Tom Holland stars as our main character, who’s name is apparently Cherry, though I did not know that while watching the movie. While attending college, he meets Emily (Ciara Bravo) and the two fall madly in love. When their relationship hits a rocky point, Cherry decides to join the army just years after the attacks of 9/11. He and Emily amend their relationship and get married right before Cherry heads off to basic training and then Iraq, where he sees the horrors of wars. Coming back to America, Cherry suffers from intense PTSD, which leads to a terrible drug addiction and Cherry becoming a bank robber to pay for his drug addiction. We watch as Cherry and Emily’s life spiral out of control with no hope of getting out.
Cherry has a runtime of two hours and twenty minutes and you feel every second of it. Though the Russo’s MCU movies all ran that length or longer, they don’t know how to manage that time in this film. The film is split into five parts, yet the Russo’s put parts one through four in the first hour, which include Cherry in college in 2002, going to basic training, going to Iraq, and coming home from Iraq, and spend the next hour on part five, titled “Dope Life”, which is nothing but Cherry and Emily doing heroine, throwing up, and then doing more heroine, and then finish it off with an epilogue that spans from 2007 to 2021, yet only lasts the final five minutes of the movie. What I struggled with most throughout all of these parts and the entire film was to find the point of it all. What are the Russo’s trying to say with this film? They don’t focus enough on the war and the PTSD to make a message about the effects of war, they don’t say anything about opioid pandemic in America, and they don’t show Cherry’s road to recovery at the end, something that would have added more heart and emotion to the otherwise empty film. Was there a point to this film? None that I found. Mix that with some erratic, novice filmmaking and you quite an overall unpleasant experience.
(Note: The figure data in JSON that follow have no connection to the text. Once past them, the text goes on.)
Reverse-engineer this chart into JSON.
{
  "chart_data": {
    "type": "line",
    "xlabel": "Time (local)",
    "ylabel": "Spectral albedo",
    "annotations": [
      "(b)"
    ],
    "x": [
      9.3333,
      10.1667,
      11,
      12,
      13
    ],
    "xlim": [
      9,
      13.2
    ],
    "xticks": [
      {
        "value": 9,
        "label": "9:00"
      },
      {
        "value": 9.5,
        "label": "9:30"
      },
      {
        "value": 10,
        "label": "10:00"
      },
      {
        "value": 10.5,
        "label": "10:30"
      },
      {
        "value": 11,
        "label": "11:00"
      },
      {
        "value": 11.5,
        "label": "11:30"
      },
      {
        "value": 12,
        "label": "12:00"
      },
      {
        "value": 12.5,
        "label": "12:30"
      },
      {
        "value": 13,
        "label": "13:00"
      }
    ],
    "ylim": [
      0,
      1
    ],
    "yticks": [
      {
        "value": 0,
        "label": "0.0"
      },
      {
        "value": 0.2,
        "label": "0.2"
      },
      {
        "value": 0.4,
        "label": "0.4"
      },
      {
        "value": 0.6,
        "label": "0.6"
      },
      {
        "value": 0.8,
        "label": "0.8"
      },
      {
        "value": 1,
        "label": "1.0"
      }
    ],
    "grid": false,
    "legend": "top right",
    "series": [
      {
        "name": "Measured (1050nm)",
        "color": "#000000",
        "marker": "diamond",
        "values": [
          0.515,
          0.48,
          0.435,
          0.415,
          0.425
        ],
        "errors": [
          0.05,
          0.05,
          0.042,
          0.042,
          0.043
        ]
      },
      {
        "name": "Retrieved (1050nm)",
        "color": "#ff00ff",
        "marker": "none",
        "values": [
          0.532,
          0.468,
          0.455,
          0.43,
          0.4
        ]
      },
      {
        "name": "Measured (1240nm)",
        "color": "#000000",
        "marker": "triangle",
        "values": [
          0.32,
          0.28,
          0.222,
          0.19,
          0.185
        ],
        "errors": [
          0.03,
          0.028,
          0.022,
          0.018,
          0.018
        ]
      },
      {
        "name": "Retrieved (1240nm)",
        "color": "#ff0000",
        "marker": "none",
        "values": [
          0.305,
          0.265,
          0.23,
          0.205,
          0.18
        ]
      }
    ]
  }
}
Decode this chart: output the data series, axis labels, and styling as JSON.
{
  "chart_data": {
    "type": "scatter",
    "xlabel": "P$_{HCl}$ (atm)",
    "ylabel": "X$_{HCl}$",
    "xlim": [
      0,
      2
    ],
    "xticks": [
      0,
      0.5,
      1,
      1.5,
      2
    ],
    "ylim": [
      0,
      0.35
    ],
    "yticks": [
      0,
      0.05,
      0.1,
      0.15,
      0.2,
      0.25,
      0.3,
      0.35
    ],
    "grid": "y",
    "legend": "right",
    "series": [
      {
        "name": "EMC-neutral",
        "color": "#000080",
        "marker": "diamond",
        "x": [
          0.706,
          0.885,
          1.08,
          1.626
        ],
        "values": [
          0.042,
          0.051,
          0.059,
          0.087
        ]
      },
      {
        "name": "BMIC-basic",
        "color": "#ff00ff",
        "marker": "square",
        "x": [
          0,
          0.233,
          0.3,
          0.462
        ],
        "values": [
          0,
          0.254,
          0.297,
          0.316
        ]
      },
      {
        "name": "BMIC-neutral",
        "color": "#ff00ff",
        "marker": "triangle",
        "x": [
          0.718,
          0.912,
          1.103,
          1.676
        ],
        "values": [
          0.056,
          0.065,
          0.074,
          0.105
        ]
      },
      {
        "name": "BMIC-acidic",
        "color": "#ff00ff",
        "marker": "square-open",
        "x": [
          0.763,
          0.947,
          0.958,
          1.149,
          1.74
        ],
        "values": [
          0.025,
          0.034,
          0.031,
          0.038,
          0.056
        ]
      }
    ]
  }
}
There is a bright spot in Cherry and that is the performance from Tom Holland. Known for his role as Spider-Man in the MCU, Holland gives an impressive, devastating performance unlike anything he’s ever had to do before. The material Holland was given was messy, uneven, and all over the place and he does as good as anyone could with it. Holland is engaging from minute one and he plays a character who’s arc starts when he is college and ends nearly twenty years later and he is convincing the whole way through. Holland nails the few comedic moments in the film and the overall dramatic nature of the film, and I was really impressed by him in the scenes where he breaks down emotionally, most of which happen when he’s in Iraq and when he first arrives home, which are the best parts of the film. Seeing Cherry’s bright, naive eyes go dark and dead as he sees more death and mayhem is tough to watch and Holland portrays the trauma of Cherry is enduring brilliantly.
Though Holland’s performance is excellent, it can’t save Cherry from being an overall failure. It’s too long, too messy, and at the end of it all says nothing. This does worry me about the future of the Russo Brothers as directors beyond the Marvel Cinematic Universe. Maybe they’re just meant to be in a franchise with a big budget, high effects, and little emotion.